Recent media coverage has highlighted the inclusion of the abuse of charitable gift annuities on a list of "investment scams" by the North American Securities Administrators' Association (NASAA). Unfortunately, this coverage has mis-characterized the charitable gift annuity. Although a few persons have abused this charitable gift vehicle by commercializing it and misusing funds, it is this abuse of the charitable gift annuity - not the charitable gift annuity itself - that is the problem. Thousands of charities issue gift annuities, and default on payments to beneficiaries is exceedingly rare.

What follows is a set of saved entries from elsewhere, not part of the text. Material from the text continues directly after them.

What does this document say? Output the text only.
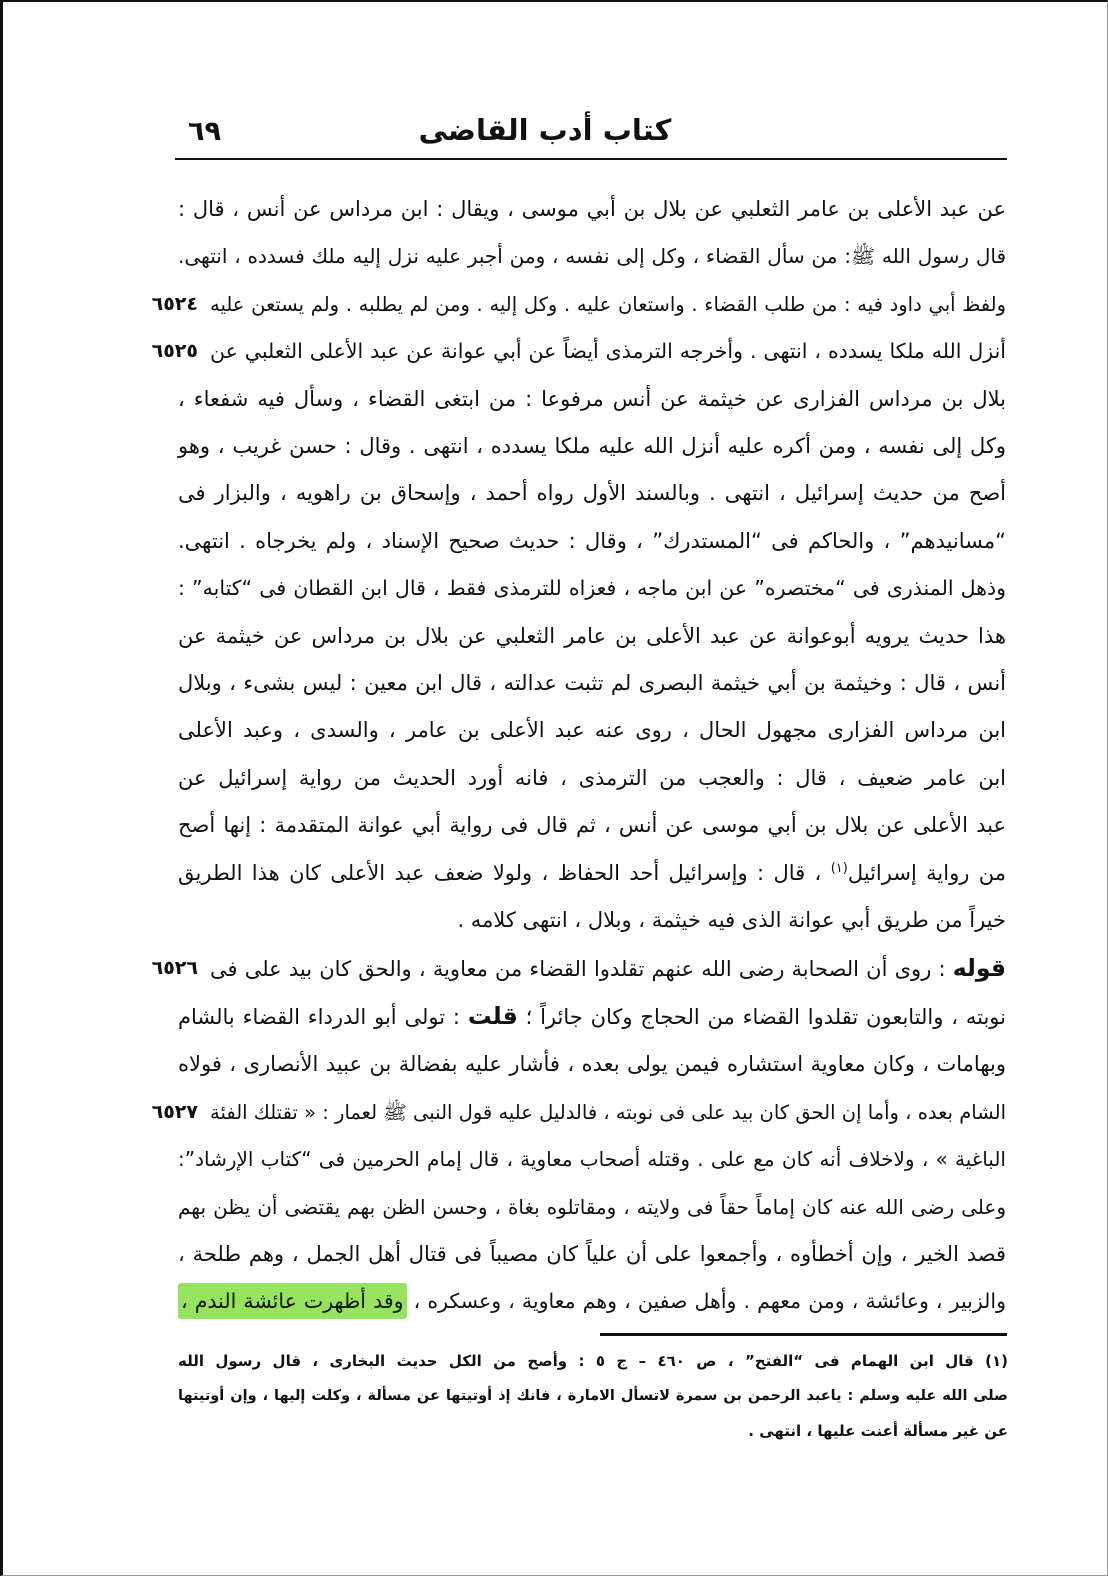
كتاب أدب القاضى
٦٩
عن عبد الأعلى بن عامر الثعلبي عن بلال بن أبي موسى ، ويقال : ابن مرداس عن أنس ، قال :
قال رسول الله ﷺ: من سأل القضاء ، وكل إلى نفسه ، ومن أجبر عليه نزل إليه ملك فسدده ، انتهى.
٦٥٢٤ ولفظ أبي داود فيه : من طلب القضاء . واستعان عليه . وكل إليه . ومن لم يطلبه . ولم يستعن عليه
٦٥٢٥ أنزل الله ملكا يسدده ، انتهى . وأخرجه الترمذى أيضاً عن أبي عوانة عن عبد الأعلى الثعلبي عن
بلال بن مرداس الفزارى عن خيثمة عن أنس مرفوعا : من ابتغى القضاء ، وسأل فيه شفعاء ،
وكل إلى نفسه ، ومن أكره عليه أنزل الله عليه ملكا يسدده ، انتهى . وقال : حسن غريب ، وهو
أصح من حديث إسرائيل ، انتهى . وبالسند الأول رواه أحمد ، وإسحاق بن راهويه ، والبزار فى
“مسانيدهم” ، والحاكم فى “المستدرك” ، وقال : حديث صحيح الإسناد ، ولم يخرجاه . انتهى.
وذهل المنذرى فى “مختصره” عن ابن ماجه ، فعزاه للترمذى فقط ، قال ابن القطان فى “كتابه” :
هذا حديث يرويه أبوعوانة عن عبد الأعلى بن عامر الثعلبي عن بلال بن مرداس عن خيثمة عن
أنس ، قال : وخيثمة بن أبي خيثمة البصرى لم تثبت عدالته ، قال ابن معين : ليس بشىء ، وبلال
ابن مرداس الفزارى مجهول الحال ، روى عنه عبد الأعلى بن عامر ، والسدى ، وعبد الأعلى
ابن عامر ضعيف ، قال : والعجب من الترمذى ، فانه أورد الحديث من رواية إسرائيل عن
عبد الأعلى عن بلال بن أبي موسى عن أنس ، ثم قال فى رواية أبي عوانة المتقدمة : إنها أصح
من رواية إسرائيل$^{(١)}$ ، قال : وإسرائيل أحد الحفاظ ، ولولا ضعف عبد الأعلى كان هذا الطريق
خيراً من طريق أبي عوانة الذى فيه خيثمة ، وبلال ، انتهى كلامه .
٦٥٢٦	قوله : روى أن الصحابة رضى الله عنهم تقلدوا القضاء من معاوية ، والحق كان بيد على فى
نوبته ، والتابعون تقلدوا القضاء من الحجاج وكان جائراً ؛ قلت : تولى أبو الدرداء القضاء بالشام
وبهامات ، وكان معاوية استشاره فيمن يولى بعده ، فأشار عليه بفضالة بن عبيد الأنصارى ، فولاه
٦٥٢٧ الشام بعده ، وأما إن الحق كان بيد على فى نوبته ، فالدليل عليه قول النبى ﷺ لعمار : « تقتلك الفئة
الباغية » ، ولاخلاف أنه كان مع على . وقتله أصحاب معاوية ، قال إمام الحرمين فى “كتاب الإرشاد”:
وعلى رضى الله عنه كان إماماً حقاً فى ولايته ، ومقاتلوه بغاة ، وحسن الظن بهم يقتضى أن يظن بهم
قصد الخير ، وإن أخطأوه ، وأجمعوا على أن علياً كان مصيباً فى قتال أهل الجمل ، وهم طلحة ،
والزبير ، وعائشة ، ومن معهم . وأهل صفين ، وهم معاوية ، وعسكره ، وقد أظهرت عائشة الندم ،
(١) قال ابن الهمام فى “الفتح” ، ص ٤٦٠ – ج ٥ : وأصح من الكل حديث البخارى ، قال رسول الله
صلى الله عليه وسلم : ياعبد الرحمن بن سمرة لاتسأل الامارة ، فانك إذ أوتيتها عن مسألة ، وكلت إليها ، وإن أوتيتها
عن غير مسألة أعنت عليها ، انتهى .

"It would be a shame to allow the misuse of charitable gift annuities by a few unscrupulous organizations to taint a legitimate charitable giving plan," said Bradley W. Skolnik, who is past-president of NASAA and current chair of its Enforcement Section which is charged with coordinating the efforts of state securities administrators to prevent fraud.

A charitable gift annuity is created when a donor makes a contribution of cash or other property to a charitable organization in exchange for a contractual promise by the organization to pay a fixed dollar amount per year for the lifetime of one or two beneficiaries named by the donor. The donor receives an income tax deduction for the value of the charitable portion of the contribution. Payments to the beneficiaries are an obligation of the charitable organization. The regulation of charitable gift annuities varies from state to state, and some states have disclosure and reserve requirements.

"A responsibly managed gift annuity program can be a tremendous benefit to donors and the charitable organization. We are united in our opposition to the abuses of gift annuities and must not allow the actions of a few to condemn this venerable gift plan," said Clinton A. Schroeder, president of the American Council on Gift Annuities (ACGA) which, along with the National Committee on Planned Giving (NCPG) has adopted standards of practice regarding such gifts.

"Charitable gift annuities are not a 'scam,' and donors should feel confident that reputable charitable organizations will take steps to assure payments to beneficiaries and use funds for legitimate purposes. Donors should also be mindful of the fact that, though a charitable gift annuity offers considerable financial benefits, its central purpose is to facilitate a gift to charity," said Jonathan Ackerman, president of the National Committee on Planned Giving.

Both NCPG and ACGA recommend that donors set up charitable gift annuities only with charitable organizations that they know personally and wish to support with their charitable gifts. Donors should also ask charities to disclose information about their financial situation and governance as required by the Philanthropy Protection Act of 1995.